Garrett married Delia Huenink in 1886 and had six children: Jennie, Minnie, Anna, Elmer, Alice and Della. Tony married Janna Pot in 1886 and had four children: Antoinette, Mabel, Agnes and Alvin. Tony’s second marriage in 1900 to Sarah Hilbelink produced no children. William married Jennie Flipse in 1892, an older sister of Mary Flipse who later married a distant cousin of William’s, John Garrett Walvoord. William and Jennie had five children: Louis, Clarence, Marion, Esther, and Harvey.

Walvoord Cemetery

On 11 July 1856, Hendrik Walvoord (1802-1865) lost his only son Gerrit Jan, who had drowned in Lake Michigan at the age of thirty.

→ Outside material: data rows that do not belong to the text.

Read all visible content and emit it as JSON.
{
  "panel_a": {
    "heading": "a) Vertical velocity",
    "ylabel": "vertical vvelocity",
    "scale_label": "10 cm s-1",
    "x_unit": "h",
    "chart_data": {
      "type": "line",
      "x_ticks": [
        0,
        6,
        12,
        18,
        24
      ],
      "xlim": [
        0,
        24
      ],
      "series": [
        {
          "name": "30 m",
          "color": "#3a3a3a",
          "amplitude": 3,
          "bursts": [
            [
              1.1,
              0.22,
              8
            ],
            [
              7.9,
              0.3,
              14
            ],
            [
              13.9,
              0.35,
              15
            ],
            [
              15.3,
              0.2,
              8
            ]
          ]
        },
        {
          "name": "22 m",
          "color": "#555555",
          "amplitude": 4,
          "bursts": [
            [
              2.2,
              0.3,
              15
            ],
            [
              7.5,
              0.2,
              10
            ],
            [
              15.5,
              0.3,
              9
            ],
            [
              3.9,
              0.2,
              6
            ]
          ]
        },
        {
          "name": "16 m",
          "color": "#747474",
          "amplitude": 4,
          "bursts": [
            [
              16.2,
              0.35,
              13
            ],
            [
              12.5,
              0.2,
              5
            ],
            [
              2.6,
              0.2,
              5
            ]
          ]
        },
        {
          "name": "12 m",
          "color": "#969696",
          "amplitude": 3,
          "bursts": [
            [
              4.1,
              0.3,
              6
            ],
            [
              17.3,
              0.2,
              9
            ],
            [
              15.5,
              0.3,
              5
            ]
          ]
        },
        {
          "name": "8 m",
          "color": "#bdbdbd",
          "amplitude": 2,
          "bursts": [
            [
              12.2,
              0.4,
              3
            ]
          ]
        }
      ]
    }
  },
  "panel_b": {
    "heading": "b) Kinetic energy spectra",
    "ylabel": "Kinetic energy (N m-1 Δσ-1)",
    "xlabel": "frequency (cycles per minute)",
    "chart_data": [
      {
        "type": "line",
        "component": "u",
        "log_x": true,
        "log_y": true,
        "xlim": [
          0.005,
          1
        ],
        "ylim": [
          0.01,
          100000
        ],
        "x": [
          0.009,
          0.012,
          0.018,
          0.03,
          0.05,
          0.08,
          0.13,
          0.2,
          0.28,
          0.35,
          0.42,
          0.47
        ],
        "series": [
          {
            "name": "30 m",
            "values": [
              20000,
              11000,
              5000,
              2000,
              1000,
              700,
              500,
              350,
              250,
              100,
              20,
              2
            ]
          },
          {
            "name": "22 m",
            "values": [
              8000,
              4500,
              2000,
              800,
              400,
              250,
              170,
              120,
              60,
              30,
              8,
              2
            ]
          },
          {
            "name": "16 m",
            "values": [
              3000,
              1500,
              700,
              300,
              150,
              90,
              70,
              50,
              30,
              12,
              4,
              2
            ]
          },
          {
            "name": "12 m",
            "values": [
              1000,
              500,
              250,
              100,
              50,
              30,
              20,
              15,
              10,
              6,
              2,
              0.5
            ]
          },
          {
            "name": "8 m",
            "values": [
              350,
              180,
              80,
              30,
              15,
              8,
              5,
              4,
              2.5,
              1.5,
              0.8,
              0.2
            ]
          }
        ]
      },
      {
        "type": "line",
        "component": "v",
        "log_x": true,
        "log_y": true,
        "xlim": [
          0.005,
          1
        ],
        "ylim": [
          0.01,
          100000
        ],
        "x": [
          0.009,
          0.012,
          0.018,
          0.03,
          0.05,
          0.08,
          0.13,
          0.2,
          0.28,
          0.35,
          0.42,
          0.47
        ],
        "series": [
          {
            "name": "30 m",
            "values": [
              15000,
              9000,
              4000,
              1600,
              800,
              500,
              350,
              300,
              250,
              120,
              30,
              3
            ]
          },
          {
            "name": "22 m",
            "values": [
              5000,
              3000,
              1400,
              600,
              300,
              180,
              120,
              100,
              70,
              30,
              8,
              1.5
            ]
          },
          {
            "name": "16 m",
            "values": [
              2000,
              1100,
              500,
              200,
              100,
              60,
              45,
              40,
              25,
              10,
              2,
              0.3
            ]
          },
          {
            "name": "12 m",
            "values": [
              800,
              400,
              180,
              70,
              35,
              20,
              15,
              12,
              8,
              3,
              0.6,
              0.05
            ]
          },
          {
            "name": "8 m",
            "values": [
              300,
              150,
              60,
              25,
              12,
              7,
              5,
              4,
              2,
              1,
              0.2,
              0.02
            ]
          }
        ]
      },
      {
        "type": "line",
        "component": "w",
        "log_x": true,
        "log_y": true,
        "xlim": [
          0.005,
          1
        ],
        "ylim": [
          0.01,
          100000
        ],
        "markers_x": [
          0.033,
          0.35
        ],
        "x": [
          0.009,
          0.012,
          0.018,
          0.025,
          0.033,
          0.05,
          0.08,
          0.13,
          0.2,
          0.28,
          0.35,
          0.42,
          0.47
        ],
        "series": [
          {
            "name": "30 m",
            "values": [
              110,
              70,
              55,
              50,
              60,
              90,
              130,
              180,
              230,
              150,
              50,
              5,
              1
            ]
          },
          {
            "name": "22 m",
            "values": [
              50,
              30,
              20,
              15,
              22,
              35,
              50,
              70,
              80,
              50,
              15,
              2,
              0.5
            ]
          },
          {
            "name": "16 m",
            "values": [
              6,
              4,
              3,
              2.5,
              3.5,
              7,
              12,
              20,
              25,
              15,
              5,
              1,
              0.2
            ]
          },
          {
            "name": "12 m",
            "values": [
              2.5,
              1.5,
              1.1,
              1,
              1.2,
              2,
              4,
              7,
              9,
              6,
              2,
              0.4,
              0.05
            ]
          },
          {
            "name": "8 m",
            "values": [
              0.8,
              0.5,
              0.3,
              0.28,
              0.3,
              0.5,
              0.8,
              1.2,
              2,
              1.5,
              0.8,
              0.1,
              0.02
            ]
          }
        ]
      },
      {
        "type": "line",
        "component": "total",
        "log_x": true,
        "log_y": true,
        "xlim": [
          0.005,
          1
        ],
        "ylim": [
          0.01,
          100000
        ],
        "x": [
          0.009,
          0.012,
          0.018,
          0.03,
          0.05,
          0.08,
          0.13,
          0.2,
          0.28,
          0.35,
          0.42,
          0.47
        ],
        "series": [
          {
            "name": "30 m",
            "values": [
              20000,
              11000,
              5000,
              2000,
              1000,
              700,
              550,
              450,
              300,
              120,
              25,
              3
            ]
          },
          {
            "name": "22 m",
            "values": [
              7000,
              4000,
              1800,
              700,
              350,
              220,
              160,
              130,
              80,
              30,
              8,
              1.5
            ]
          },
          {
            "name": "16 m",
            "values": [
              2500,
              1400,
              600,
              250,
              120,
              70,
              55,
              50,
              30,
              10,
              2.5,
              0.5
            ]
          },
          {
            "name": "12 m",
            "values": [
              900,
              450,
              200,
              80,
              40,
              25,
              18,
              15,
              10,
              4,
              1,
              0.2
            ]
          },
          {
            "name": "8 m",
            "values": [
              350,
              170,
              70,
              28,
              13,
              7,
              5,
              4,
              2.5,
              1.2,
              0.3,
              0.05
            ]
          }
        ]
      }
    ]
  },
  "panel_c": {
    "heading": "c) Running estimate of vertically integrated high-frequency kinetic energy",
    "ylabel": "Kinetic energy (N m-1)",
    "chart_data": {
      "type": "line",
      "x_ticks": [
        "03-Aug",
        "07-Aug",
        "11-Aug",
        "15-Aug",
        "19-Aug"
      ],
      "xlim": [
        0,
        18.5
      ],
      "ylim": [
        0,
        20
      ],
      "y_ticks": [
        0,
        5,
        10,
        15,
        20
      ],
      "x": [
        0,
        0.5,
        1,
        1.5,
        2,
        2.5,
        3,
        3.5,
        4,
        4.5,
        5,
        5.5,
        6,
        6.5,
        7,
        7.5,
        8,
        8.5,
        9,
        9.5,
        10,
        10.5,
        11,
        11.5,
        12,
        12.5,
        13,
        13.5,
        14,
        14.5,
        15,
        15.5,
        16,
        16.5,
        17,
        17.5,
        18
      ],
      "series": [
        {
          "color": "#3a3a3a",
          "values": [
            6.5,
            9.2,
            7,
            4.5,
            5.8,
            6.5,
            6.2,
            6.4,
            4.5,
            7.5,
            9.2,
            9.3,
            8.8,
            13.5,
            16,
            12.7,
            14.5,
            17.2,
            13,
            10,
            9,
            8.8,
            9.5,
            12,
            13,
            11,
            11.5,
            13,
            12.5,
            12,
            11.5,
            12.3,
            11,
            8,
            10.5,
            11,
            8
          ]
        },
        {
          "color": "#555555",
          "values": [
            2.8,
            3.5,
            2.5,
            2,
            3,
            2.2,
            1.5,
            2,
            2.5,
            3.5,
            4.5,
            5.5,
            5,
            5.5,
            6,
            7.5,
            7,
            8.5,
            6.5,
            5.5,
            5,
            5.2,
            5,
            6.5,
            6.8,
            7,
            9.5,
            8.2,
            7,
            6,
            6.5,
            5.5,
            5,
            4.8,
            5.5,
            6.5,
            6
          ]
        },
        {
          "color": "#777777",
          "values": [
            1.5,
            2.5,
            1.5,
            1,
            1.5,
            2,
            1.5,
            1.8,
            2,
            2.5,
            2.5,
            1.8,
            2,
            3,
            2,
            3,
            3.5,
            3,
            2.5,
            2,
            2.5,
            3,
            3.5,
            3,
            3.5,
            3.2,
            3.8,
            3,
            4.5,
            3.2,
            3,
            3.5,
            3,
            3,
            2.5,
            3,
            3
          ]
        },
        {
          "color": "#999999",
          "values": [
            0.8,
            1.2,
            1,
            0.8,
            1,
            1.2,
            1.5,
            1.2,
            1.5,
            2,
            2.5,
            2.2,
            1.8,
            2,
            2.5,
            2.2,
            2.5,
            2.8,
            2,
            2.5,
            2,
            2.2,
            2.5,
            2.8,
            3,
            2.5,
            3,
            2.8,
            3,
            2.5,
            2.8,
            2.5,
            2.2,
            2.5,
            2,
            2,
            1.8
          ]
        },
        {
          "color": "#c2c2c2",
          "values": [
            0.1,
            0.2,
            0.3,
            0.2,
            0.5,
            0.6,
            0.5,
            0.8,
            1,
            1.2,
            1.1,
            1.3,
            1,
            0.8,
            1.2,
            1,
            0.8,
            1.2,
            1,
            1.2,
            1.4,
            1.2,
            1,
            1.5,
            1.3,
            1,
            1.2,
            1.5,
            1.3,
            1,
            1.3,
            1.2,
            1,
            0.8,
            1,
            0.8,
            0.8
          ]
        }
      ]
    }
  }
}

In his will, Henry reserved an acre of land (about 0.4 hectares) for a family cemetery in section 26 of Holland Township. As stated in the will:

“First, I give and bequeath to the children of my son Gerrit Jan Walvoord (deceased) and to their children who may be born and their grandchildren, great-grandchildren, in a word to the descendants of the said children of my son Gerrit Jan Walvoord (deceased), an acre of land lying and located in the County of Sheboygan and the State of Wisconsin, known and described as follows: …” (then the exact location is described).

So according to Henry’s will, every descendant of Gerrit Jan Walvoord (“down to posterity”) could be buried on this family plot. Over time, the Walvoord Cemetery was surrounded by Cedar Grove as the village grew. Today, the cemetery is located in downtown Cedar Grove on Main Street.